Mengacu pada Pasal 85 ayat (1) huruf b PER-11/PJ/2025, kini terdapat 22 jenis lampiran SPT Tahunan yang berpotensi wajib dilampirkan, tergantung pada karakteristik dan aktivitas usaha masing-masing wajib pajak.
“SPT Tahunan PPh Wajib Pajak Badan dalam mata uang rupiah sebagaimana dimaksud pada ayat (1): dibuat sesuai dengan contoh format; dan diisi sesuai petunjuk pengisian,” bunyi Pasal 85 ayat (2) beleid tersebut.
Daftar Lampiran Bertambah, Pelaporan Lebih Detail
Penambahan lampiran ini mencakup berbagai aspek, mulai dari rekonsiliasi laporan keuangan, daftar penghasilan yang dikenai pajak final, hingga laporan penyusutan fiskal dan transaksi dengan pihak yang memiliki hubungan istimewa.
Beberapa lampiran penting antara lain:
• Lampiran 1A hingga 1L: Rekonsiliasi laporan keuangan berdasarkan sektor usaha.
• Lampiran 3: Daftar pajak penghasilan yang dipotong/dipungut pihak lain.
• Lampiran 9: Daftar penyusutan dan amortisasi fiskal.
• Lampiran 10A hingga 10D: Pernyataan dan ikhtisar transaksi yang dipengaruhi hubungan istimewa, termasuk dengan pihak dari negara tax haven.
• Lampiran 13C dan 14: Terkait fasilitas pengurangan pajak penghasilan dan penggunaan sisa lebih anggaran untuk pembangunan sarana.
Meski demikian, tidak seluruh lampiran wajib diisi oleh semua wajib pajak badan. Sebagian hanya perlu dilampirkan jika perusahaan memenuhi kriteria tertentu. Namun, Lampiran 1A hingga 1L adalah wajib diisi oleh seluruh wajib pajak badan, sesuai sektor usaha masing-masing.
“Setiap wajib pajak badan wajib mengisi salah satu formulir lampiran rekonsiliasi laporan keuangan sesuai dengan jenis sektor usaha masing-masing,” tulis ketentuan dalam Lampiran H PER-11/PJ/2025.
Berlaku Sejak Ditetapkan
PER-11/PJ/2025 telah ditetapkan pada 22 Mei 2025 dan mulai berlaku pada tanggal yang sama. Perubahan ini diharapkan mampu meningkatkan transparansi fiskal serta memperkuat pengawasan terhadap aktivitas perpajakan korporasi.

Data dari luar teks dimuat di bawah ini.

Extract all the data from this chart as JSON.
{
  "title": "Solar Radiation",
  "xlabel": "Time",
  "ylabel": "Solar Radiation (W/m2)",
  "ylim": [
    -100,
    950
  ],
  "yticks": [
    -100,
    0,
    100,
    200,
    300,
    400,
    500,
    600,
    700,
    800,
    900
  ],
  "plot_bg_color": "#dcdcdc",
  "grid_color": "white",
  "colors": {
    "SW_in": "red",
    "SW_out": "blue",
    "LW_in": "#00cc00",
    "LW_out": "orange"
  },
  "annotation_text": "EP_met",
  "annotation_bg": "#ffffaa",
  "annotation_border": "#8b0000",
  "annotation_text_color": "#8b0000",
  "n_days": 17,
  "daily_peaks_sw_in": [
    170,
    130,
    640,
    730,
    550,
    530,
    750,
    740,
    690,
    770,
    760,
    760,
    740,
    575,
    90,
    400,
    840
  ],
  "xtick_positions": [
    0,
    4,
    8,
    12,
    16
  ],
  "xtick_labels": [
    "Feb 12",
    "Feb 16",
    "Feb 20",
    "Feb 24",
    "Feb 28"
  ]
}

Tak hanya soal SPT Tahunan, peraturan ini juga turut mengatur:
• Kewajiban pengusaha kena pajak (PKP) melaporkan faktur pajak yang tidak dikreditkan dalam SPT Masa PPN,
• Mekanisme baru permohonan revaluasi aktiva tetap melalui sistem Coretax,
• Progres aksesi Indonesia ke OECD, dan
• Proyeksi dampak pemberian stimulus ekonomi Rp24,44 triliun pada Juni–Juli 2025 yang digulirkan Kementerian Keuangan.
DJP mengimbau para wajib pajak badan untuk segera menyesuaikan sistem pelaporan dan dokumentasi internal agar proses penyampaian SPT Tahunan tidak terganggu. (alf)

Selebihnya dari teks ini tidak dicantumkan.